Dr. Khaled Batarfi
“Would Osama Bin Laden have ended up so anti-American if he had the chance you had to live and study in the US?” the American journalist wondered.
I gave him a long answer (sorry it wasn’t an easy question): “Many Muslims went to America conservative and came back liberal. Others only became conservative, even radicals, after their American experience. A few remained uninfluenced either way.
Said Qutub, the godfather of Islamic radicalism, was a romantic poet before he lived for a short while in Colorado, one of the most beautiful places on earth. Still, he wrote later about his discovery then and there of the Western decadence and how he decided to change course to fight the US influence on the Muslim world. His books persuaded many Muslim generations and led them on the way of confrontation with Western values and with Muslim regimes that do not strictly adhere to the Shariah.
On the other hand, most people I know, young and old, returned from America positively impressed. A prominent anti-US leftist told me after his first visit: I discovered that America is not just pro-Israel Congress and White House. It is also the hospitable, friendly, open and generous people.
During the cross-Atlantic flight from London to New York, my American neighbor told me all about his life and family, showed me their pictures, and discussed everything from the environment to US foreign policies. We agreed and disagreed, but he never showed any anger, arrogance, stubbornness or hostility. Before we parted ways, he gave me his card, invited me home, and ... presented me with a medal of honor he received in the US Army.
Are all Americans like that? I didn’t live enough in the States to judge, but all the people I met from the steward on the airplane, to the passport officer, to the man in the street, were so nice to me. How could I hate a country with such lovely attitude? How could I ever hate America the country, the people and civilization? No, from now on, I’ll just hate their foreign policies.

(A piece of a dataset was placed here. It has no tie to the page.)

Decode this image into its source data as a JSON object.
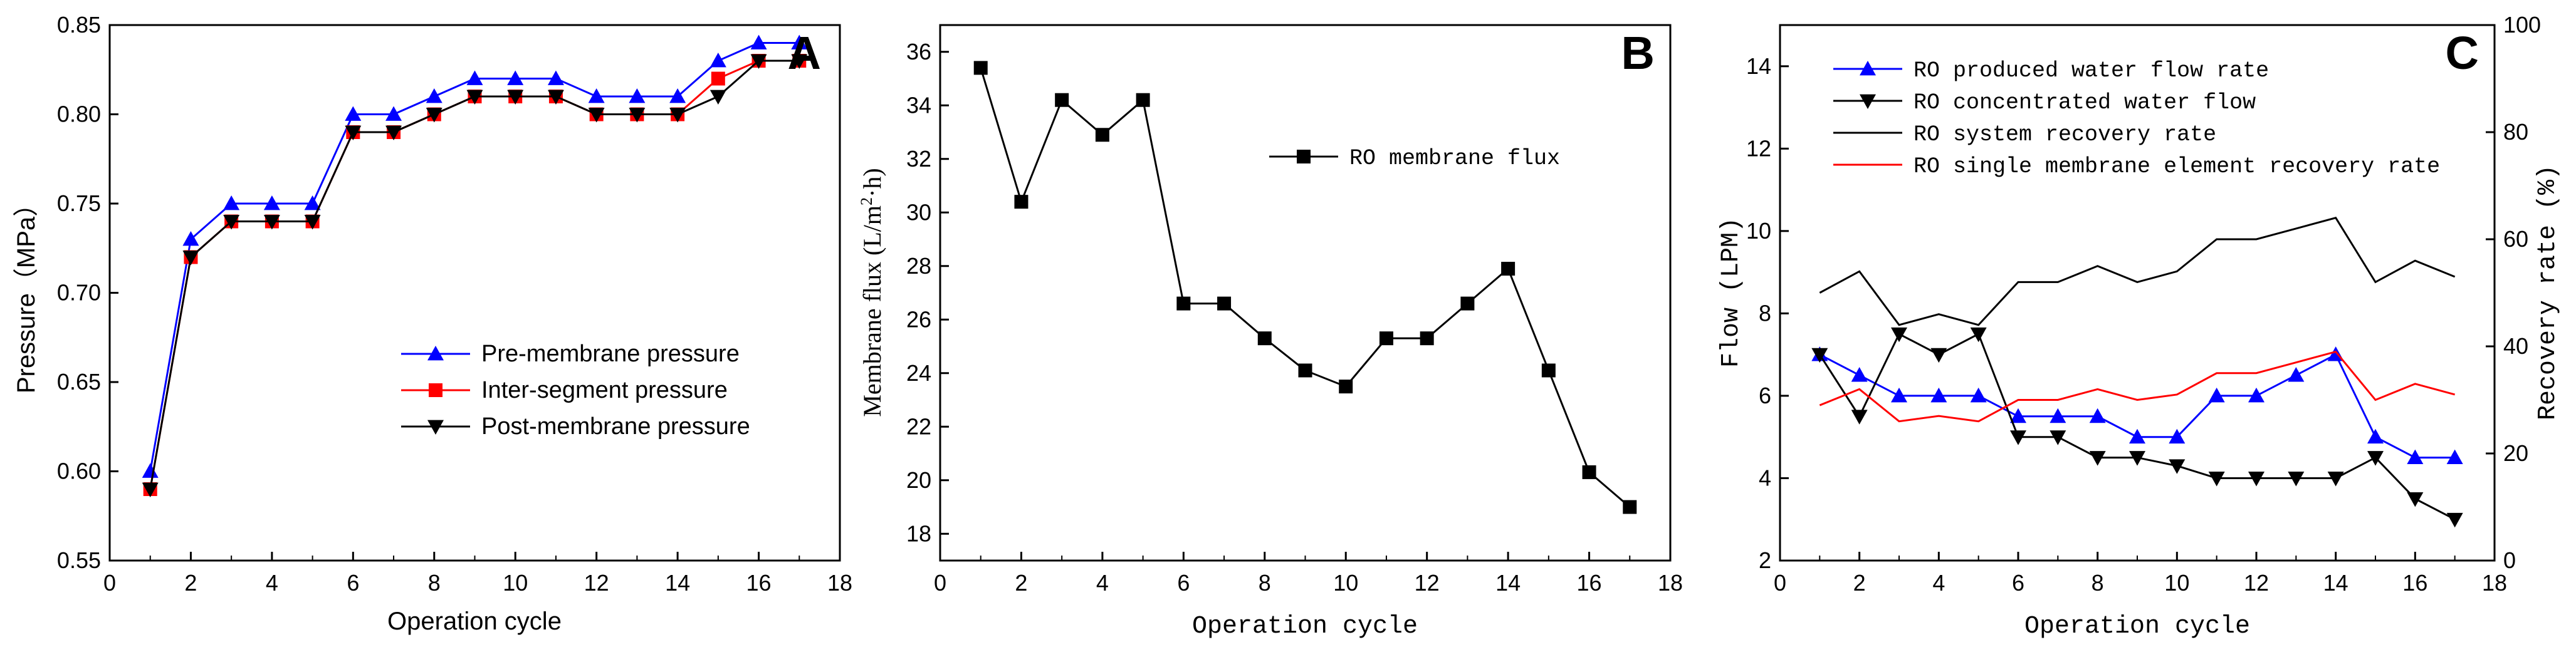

Going to America right away from a conservative society is usually a huge culture shock. Many cannot cope, but most do process the change and absorb the different lifestyle, in time. America, as an immigrant society, more than most Western nations, has the capacity of accommodating and welcoming strangers. Depending on the place you happen to visit or live in, you may get easier or harder transit experience. Young and liberal get on faster than the older and conservative, but somehow, almost all manage to manage.
Back to the original question, I don’t think Osama, who did shortly visit America in the 1970s for medical treatment for his son, would have changed fundamentally. His stand is more political than social. His criticism is directed at US foreign policies, not at American social attitudes. But knowing how friendly the average American is, I’d bet that would have made a good impression on Osama.
I was lucky to have known American expatriates since childhood. The kids in the nearby compound were my playmates. This allowed me to see the different other not as a stranger or an enemy but as a friend. After years of study in the US, the positive image was enforced. My professors, classmates and neighbors of all faiths, races and colors showed me that no matter what a person’s background maybe it is how he treats you and what ethics and values he upholds that matters.
I would imagine that for the anti-Americans of the world to live in such a liberal, friendly, and civilized environment as I did in Eugene, Oregon would have made them more tolerant and friendly and less suspicious and hostile. It would moderate their anger toward the public who elected a government they despise. It would make them understand that electing a president doesn’t necessarily mean supporting all his foreign policies.
That is one reason I encourage our students, professionals and opinion and community leaders to have such experience and exposure.
It defeats our best intentions and purposes to encourage studies in the States and then find it so difficult and humiliating to get a visa. It would very much help if we expand on Saudi-American visitor exchange programs, workshops, conferences and scholarships. We need more of face-to-face, people-to- people meetings.
Only by building a direct bridge between our peoples and cultures will we get to know each other, and care for each other. Love doesn’t grow in abstention.